Resenha do livro O rio, Canabrava e os homens, de Lourdes Nicácio e Silva

 Fonte: Silva, 2021.

Entre os segredos da terra e os mistérios que envolvem cada morador, Lourdes Nicácio e Silva constrói, em O rio, Canabrava e os homens, uma atmosfera simultaneamente mística e realista. Por meio de memórias, lendas, paisagens e histórias de vida, a autora descreve de maneira magistral a cartografia afetiva da fazenda Canabrava, espaço marcado pela relação profunda entre os habitantes e o Rio São Francisco, o tradicional “Velho Chico”.

Prefaciada pelo poeta Marcus Accioly e acompanhada de depoimentos do escritor e editor Edvaldo Arlégo e do poeta e escritor Cyl Gallindo, a obra apresenta um retrato sensível de uma pequena comunidade que permanece ligada às próprias origens, mesmo diante das transformações provocadas pela construção de uma barragem para geração de energia elétrica, responsável pela inundação da fazenda Canabrava. Nesse contexto, a narrativa transforma o rio não apenas em cenário, mas em elemento central da identidade coletiva dos personagens e da memória regional.

A linguagem adotada por Lourdes Nicácio é envolvente e imagética, permitindo que o leitor mergulhe nas narrativas e nos costumes locais. Os personagens se integram organicamente à trama, revelando aspectos pouco conhecidos da cultura popular do Velho Chico, especialmente suas lendas, crenças e tradições orais. Assim, o livro ultrapassa a simples narrativa ficcional e assume também um importante caráter de preservação cultural e histórica.

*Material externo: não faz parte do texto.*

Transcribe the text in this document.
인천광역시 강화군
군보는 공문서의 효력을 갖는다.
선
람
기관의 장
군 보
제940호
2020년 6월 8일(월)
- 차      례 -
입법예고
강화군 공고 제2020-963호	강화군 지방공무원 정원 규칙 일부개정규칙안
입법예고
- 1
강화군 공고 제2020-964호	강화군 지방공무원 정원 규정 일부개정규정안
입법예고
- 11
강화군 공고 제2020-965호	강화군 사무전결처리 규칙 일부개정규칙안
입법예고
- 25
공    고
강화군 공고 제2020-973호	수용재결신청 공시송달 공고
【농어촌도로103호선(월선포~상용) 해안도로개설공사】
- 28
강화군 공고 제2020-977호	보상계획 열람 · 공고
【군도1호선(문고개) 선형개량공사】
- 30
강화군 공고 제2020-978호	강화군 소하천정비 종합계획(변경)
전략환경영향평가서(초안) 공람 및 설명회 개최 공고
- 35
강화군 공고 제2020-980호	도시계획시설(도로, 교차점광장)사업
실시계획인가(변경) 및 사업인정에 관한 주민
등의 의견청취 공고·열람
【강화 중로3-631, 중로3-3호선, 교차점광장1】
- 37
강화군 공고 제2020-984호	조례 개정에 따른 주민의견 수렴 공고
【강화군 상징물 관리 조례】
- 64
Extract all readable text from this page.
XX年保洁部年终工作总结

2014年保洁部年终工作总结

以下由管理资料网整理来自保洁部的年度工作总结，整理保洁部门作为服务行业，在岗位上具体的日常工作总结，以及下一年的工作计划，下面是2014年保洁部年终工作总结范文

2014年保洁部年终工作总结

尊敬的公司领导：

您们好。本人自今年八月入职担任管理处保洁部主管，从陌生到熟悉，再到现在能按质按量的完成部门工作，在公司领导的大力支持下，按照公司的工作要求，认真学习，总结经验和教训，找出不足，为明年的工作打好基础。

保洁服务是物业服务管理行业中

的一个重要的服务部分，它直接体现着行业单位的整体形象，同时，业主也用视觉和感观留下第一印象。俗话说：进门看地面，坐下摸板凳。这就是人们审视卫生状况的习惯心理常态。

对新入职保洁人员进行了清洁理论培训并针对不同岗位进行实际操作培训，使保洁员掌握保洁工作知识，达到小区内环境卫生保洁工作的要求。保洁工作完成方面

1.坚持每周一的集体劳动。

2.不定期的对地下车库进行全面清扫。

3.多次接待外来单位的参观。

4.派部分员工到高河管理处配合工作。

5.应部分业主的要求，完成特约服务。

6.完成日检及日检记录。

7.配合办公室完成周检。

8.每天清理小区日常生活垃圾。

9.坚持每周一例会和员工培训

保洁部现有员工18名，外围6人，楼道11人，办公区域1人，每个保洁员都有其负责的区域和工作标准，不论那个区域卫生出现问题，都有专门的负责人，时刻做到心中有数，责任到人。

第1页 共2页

Ao longo da obra, a narrativa conduz o leitor por um percurso que começa na apresentação da fazenda e do rio, passa pelas experiências ligadas ao turismo na região e adentra os mistérios da Canabrava e dos chamados “homens do rio”. Nesse cenário, destacam-se personagens como Quinquinhas, Seu Bento, Major Simão, Tatá, Tião, Dona Arsena, Dr. Antônio, Mãe Benta, Nina, André, Pedrinho, Dominga, Zezinho e Ninico, todos marcados pela forte ligação afetiva com a terra e pelos encantos que dela emergem. É notável o entrosamento da autora com a atmosfera do Rio São Francisco, retratado como espaço de memória, resistência e espiritualidade. Parafraseando os dizeres populares daquele povo: “A carranca afasta os espíritos do mal”. A narrativa, portanto, reafirma a força simbólica das tradições ribeirinhas e da cultura popular nordestina.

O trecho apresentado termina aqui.